A Suíça é vista como um país tranquilo e, nas guerras, neutro. O sociólogo suíço Jean Ziegler e outros estudiosos sustentam que o sistema bancário do país “lava” grande parte do dinheiro “sujo” que circula no mundo. Parte do dinheiro dos nazistas que escaparam foi “lavado” por banqueiros suíços, porque escrúpulos e humanismo nem sempre rimam com o poder do capital. Sabe-se agora que, na sua formatação, a Suíça deve muito a outra atividade, que, embora na época legal, pode ser considerada amoral. A escravidão vitaminou a economia de um país-mestre do capital financeiro.
“Parte dos prédios imponentes e palácios de cidades na Suíça compõe um cenário idílico. Mas a realidade é que foram erguidos com o lucro dessa atividade”, escreve Jamil Chade. As viagens para buscar e comprar escravos eram dispendiosas, daí a necessidade do dinheiro dos banqueiros suíços. Para financiar as viagens, “e pagar pelo seguro da ‘mercadoria’, é que os suíços entraram como parceiros. Bancos e famílias como Burckhardt, Weiss, Favre ou Rivier financiaram dezenas de expedições, numa atividade bastante arriscada”.
Os irmãos Weiss, registra Jamil Chade, financiaram dez expedições entre 1783 e 1790. “As estimativas apontam que, entre 1773 e 1830, mais de cem expedições foram financiadas pelos suíços.” Os historiadores Thomas David, Bouda Etemad e Janick Marina Schaufelbuehl garantem “que os suíços financiaram o tráfico de 175 mil escravos”.
A organização não governamental Cooperaxion está organizando um banco de dados com documentos sobre a atuação da Suíça no tráfico de escravos. Parte das pesquisas é coordenada pela historiadora brasileira Izabel Barros.

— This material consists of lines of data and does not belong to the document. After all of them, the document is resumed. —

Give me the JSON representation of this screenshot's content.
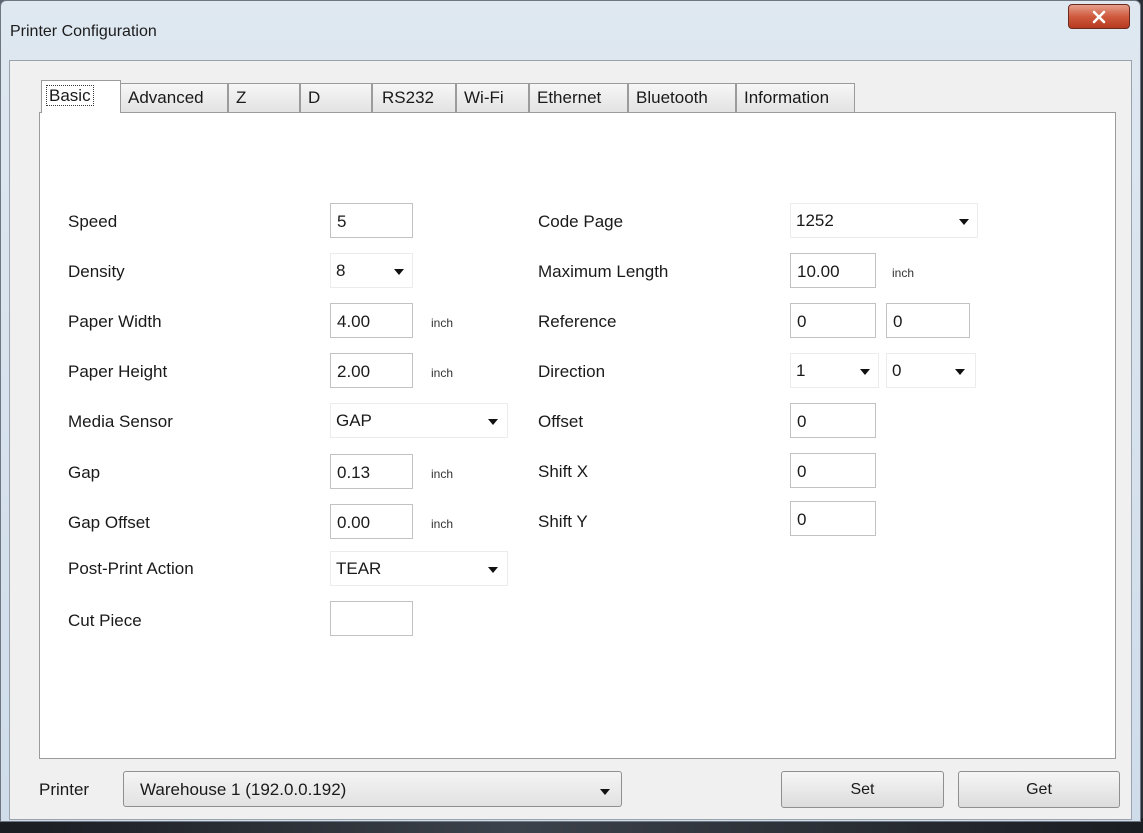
{
  "window": {
    "title": "Printer Configuration",
    "close_symbol": "x"
  },
  "tabs": [
    "Basic",
    "Advanced",
    "Z",
    "D",
    "RS232",
    "Wi-Fi",
    "Ethernet",
    "Bluetooth",
    "Information"
  ],
  "active_tab": "Basic",
  "left_fields": {
    "speed": {
      "label": "Speed",
      "value": "5"
    },
    "density": {
      "label": "Density",
      "value": "8"
    },
    "paper_width": {
      "label": "Paper Width",
      "value": "4.00",
      "unit": "inch"
    },
    "paper_height": {
      "label": "Paper Height",
      "value": "2.00",
      "unit": "inch"
    },
    "media_sensor": {
      "label": "Media Sensor",
      "value": "GAP"
    },
    "gap": {
      "label": "Gap",
      "value": "0.13",
      "unit": "inch"
    },
    "gap_offset": {
      "label": "Gap Offset",
      "value": "0.00",
      "unit": "inch"
    },
    "post_print_action": {
      "label": "Post-Print Action",
      "value": "TEAR"
    },
    "cut_piece": {
      "label": "Cut Piece",
      "value": ""
    }
  },
  "right_fields": {
    "code_page": {
      "label": "Code Page",
      "value": "1252"
    },
    "maximum_length": {
      "label": "Maximum Length",
      "value": "10.00",
      "unit": "inch"
    },
    "reference": {
      "label": "Reference",
      "x": "0",
      "y": "0"
    },
    "direction": {
      "label": "Direction",
      "value1": "1",
      "value2": "0"
    },
    "offset": {
      "label": "Offset",
      "value": "0"
    },
    "shift_x": {
      "label": "Shift X",
      "value": "0"
    },
    "shift_y": {
      "label": "Shift Y",
      "value": "0"
    }
  },
  "footer": {
    "printer_label": "Printer",
    "printer_value": "Warehouse 1 (192.0.0.192)",
    "set_label": "Set",
    "get_label": "Get"
  }
}
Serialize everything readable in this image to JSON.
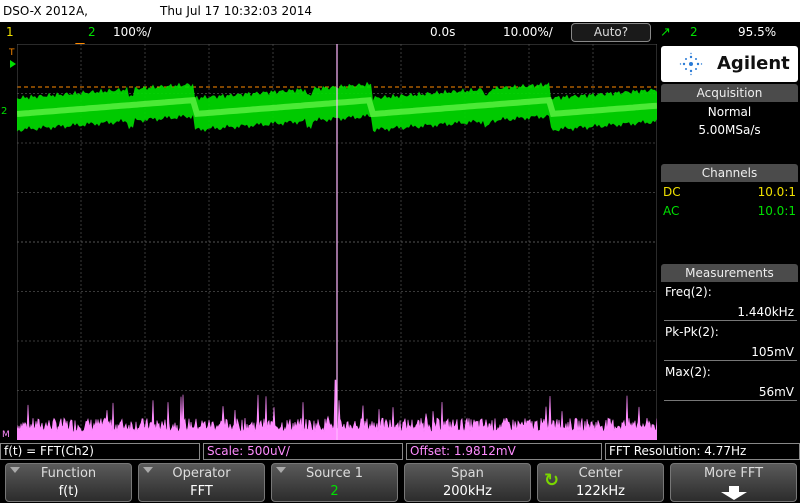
{
  "titlebar": {
    "model": "DSO-X 2012A,",
    "datetime": "Thu Jul 17 10:32:03 2014"
  },
  "header": {
    "ch1_num": "1",
    "ch2_num": "2",
    "ch2_scale": "100%/",
    "delay": "0.0s",
    "timebase": "10.00%/",
    "trigger_mode": "Auto?",
    "trig_source": "2",
    "trig_level": "95.5%"
  },
  "panel": {
    "brand": "Agilent",
    "acq_title": "Acquisition",
    "acq_mode": "Normal",
    "acq_rate": "5.00MSa/s",
    "ch_title": "Channels",
    "ch1_coupling": "DC",
    "ch1_probe": "10.0:1",
    "ch2_coupling": "AC",
    "ch2_probe": "10.0:1",
    "meas_title": "Measurements",
    "meas": [
      {
        "label": "Freq(2):",
        "value": "1.440kHz"
      },
      {
        "label": "Pk-Pk(2):",
        "value": "105mV"
      },
      {
        "label": "Max(2):",
        "value": "56mV"
      }
    ]
  },
  "markers": {
    "ch2": "2",
    "m": "M",
    "t": "T"
  },
  "status": {
    "func": "f(t) = FFT(Ch2)",
    "scale": "Scale: 500uV/",
    "offset": "Offset: 1.9812mV",
    "res": "FFT Resolution: 4.77Hz"
  },
  "softkeys": [
    {
      "label": "Function",
      "value": "f(t)"
    },
    {
      "label": "Operator",
      "value": "FFT"
    },
    {
      "label": "Source 1",
      "value": "2"
    },
    {
      "label": "Span",
      "value": "200kHz"
    },
    {
      "label": "Center",
      "value": "122kHz"
    },
    {
      "label": "More FFT",
      "value": ""
    }
  ],
  "colors": {
    "ch1": "#f0e000",
    "ch2": "#00e000",
    "math": "#ff8cff",
    "grid": "#3a3a3a",
    "trigger": "#ff8a00"
  }
}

A pesquisadora revela que os suíços estavam ligados a cinco atividades principais. “No financiamento das viagens intercontinentais, no comércio e produção de produtos manufaturados, eram também proprietários de terras nas colônias das Américas e do Caribe, havia igualmente militares que prestavam serviços às potências coloniais e de uma forma positiva alguns se engajavam como abolicionistas”, revela Izabel Barros.
O empresário Christophe Bourcard, da Basileia, financiou “mais de 20 expedições, com um total de 7 mil escravos entre 1766 e 1815”. Jean Conrad Hottinger, de Zurique, bancou “expedições para deportar quase mil escravos”.
A documentação reunida pela equipe de historiadores demonstra que o sistema financeiro de Genebra foi usado de maneira decisiva para alavancar o esquema comercial. “O banqueiro Isaac Thellusson investiu em pelo menos três expedições negreiras, o mesmo feito pelo banco Banquet & Maller. Christophe Jean Baur, sócio do banco Tourton & Baur, aplicou parte da sua fortuna em 1748 na Sociedade para o Comércio de Escravos de Angola”, registra Jamil Chade. “O banqueiro de Genebra Antoine Bertrand comprou ações na Companhia da Luisiana, responsável por entregar escravos às colônias francesas na América do Norte.”
O historiador Hans Fässler disse ao repórter que “investidores de Genebra se aliaram ao banco de Zurique Leu & Co para financiar a Dinamarca na compra de ilhas que serviriam de entreposto para o tráfico de escravos em 1760. O Leu, nos anos 90, acabaria comprado pelo Credit Suisse”.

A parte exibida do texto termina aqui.